И вот она, странность! В речи Курта тоже фигурировали Южнороссийск и имя Кира. Но Кира, согласно письму, которым австралийцу ответили советские власти, числилась погибшей в лагерях. Так кто же она, ее настоящая мать? И кто – отец? Неужели и впрямь: гауптман нацистской армии? Тот самый отец Курта?
Ирина думала об этом неотступно. Мысль о том, что ей надо, наконец, узнать о себе всю правду, постепенно овладевала сознанием. И еще она безоговорочно поверила Курту, поставившему ей диагноз-приговор. Капитонова чувствовала: времени у нее остается мало, отступать и оттягивать больше нельзя.
Она даже не стала обращаться к американским врачам. Врачи-«штатники» подарят надежду и заставят бороться. А она не хотела бороться. Она желала узнать все свои тайны – и спокойно уйти.

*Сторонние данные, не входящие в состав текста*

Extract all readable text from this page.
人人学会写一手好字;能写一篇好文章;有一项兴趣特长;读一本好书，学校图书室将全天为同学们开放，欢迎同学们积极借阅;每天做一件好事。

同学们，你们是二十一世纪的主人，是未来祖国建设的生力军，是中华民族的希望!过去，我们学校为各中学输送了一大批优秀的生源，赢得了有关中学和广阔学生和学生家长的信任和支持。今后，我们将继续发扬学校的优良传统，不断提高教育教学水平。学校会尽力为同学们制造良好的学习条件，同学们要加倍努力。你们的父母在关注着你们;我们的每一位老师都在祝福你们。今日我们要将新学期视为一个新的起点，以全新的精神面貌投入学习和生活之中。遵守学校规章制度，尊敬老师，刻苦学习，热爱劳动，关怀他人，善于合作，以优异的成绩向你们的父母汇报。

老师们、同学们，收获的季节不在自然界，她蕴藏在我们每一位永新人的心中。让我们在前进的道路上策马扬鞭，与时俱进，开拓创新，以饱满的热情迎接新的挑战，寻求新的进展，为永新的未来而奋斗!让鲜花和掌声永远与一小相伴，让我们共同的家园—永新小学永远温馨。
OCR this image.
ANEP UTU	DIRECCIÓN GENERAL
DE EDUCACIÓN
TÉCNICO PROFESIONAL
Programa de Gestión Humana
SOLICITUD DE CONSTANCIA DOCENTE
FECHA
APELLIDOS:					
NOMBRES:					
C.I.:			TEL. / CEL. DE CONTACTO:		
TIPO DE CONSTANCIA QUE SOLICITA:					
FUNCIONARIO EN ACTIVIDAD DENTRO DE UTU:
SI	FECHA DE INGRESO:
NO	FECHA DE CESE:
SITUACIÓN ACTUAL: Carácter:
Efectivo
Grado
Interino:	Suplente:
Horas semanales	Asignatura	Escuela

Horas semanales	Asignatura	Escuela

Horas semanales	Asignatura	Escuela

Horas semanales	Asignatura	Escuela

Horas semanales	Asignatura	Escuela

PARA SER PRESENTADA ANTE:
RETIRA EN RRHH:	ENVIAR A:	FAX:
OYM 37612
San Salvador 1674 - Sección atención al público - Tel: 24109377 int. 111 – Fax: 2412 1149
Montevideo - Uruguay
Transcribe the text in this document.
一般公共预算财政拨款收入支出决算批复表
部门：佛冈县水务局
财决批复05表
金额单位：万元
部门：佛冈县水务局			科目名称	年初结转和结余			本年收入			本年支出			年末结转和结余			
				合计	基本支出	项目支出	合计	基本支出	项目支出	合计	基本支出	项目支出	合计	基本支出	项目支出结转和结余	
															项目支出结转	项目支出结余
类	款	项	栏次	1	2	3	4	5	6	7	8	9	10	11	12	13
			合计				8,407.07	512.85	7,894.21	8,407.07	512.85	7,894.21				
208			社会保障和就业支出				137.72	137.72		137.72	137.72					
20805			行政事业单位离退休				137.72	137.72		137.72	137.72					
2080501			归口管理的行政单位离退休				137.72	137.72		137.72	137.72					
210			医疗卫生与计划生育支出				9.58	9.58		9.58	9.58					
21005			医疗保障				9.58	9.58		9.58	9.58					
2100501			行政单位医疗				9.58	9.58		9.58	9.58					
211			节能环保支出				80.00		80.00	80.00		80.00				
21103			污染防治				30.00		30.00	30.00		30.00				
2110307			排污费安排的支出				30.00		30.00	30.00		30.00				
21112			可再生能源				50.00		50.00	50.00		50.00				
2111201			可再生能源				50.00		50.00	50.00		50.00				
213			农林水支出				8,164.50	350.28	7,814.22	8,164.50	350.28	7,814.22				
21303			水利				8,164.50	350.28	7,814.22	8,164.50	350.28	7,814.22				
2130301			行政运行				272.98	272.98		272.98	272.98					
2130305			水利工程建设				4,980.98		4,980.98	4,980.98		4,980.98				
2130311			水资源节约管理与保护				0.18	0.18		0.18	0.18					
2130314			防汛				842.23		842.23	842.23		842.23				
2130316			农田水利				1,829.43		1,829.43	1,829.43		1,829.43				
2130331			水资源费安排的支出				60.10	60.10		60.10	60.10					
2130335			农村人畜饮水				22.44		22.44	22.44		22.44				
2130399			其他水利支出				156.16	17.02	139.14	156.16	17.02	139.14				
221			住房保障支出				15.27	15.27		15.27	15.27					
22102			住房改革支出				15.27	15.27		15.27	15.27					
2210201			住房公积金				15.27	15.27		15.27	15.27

Когда Эжен на своем «мерсе» укатил, Настя наконец вылезла из машины и отправилась на стройку – зря, что ли, приезжала. А там – аврал. Все носятся с ведрами, криками, матерком. Бригадир хрипит: «Извините, Анастасия Эдуардовна, отойдите в сторону, позже доложу!»
Когда прорыв ликвидировали, бригадир, в буквальном смысле слова ломая перед Настей шапку, сообщил:
– Паркетчик…, – последовала семиэтажная конструкция, характеризующая самого паркетчика, его мать и других родственников по материнской линии, – настилал фанеру под паркет, – бригадир в кратких, но сильных выражениях охарактеризовал также и фанеру, и паркет, – и пробил гвоздем трубу под теплым полом, представляете?!
– Представляю, – вздохнула Настя.
– В результате поврежден контур отопления – раз. Затоплен потолок нижнего этажа – два. И обои, кстати, тоже. – Бригадир отозвался в самых сильных выражениях о потолках и обоях. – Надо заново вызывать сантехников и отделочников. В копеечку обойдется.
– Обойдется – тебе, – хладнокровно молвила Капитонова. – Все затраты вычту из твоей зарплаты.
– Ну, Настечка Эдуардовна!.. – заныл прораб. – Ну почему я? Я тут при чем? Это все Василь! Я ни сном ни духом!
– Да мне плевать, кто конкретно виновен! Ты у меня за все всегда отвечаешь. С тебя – спрос, неужто не привык?
– Ну, Настечка Эдуардовна! Мы все исправим! Сами!
– Когда?
– В три дня уложимся.
– Нет уж. Мне легче Василя твоего уволить, а у тебя из зарплаты бабло удержать, чем ждать.
– Два дня!
– Не торгуйся со мной, Николаич!
– Сегодня к вечеру сделаем.
– Да? К вечеру? О цэ дило, как твой Василь говорит. Но если нет – я проверю! Василя уволю, тебя накажу рублем. Ладно, пойдем смотреть, что вы еще там натворили.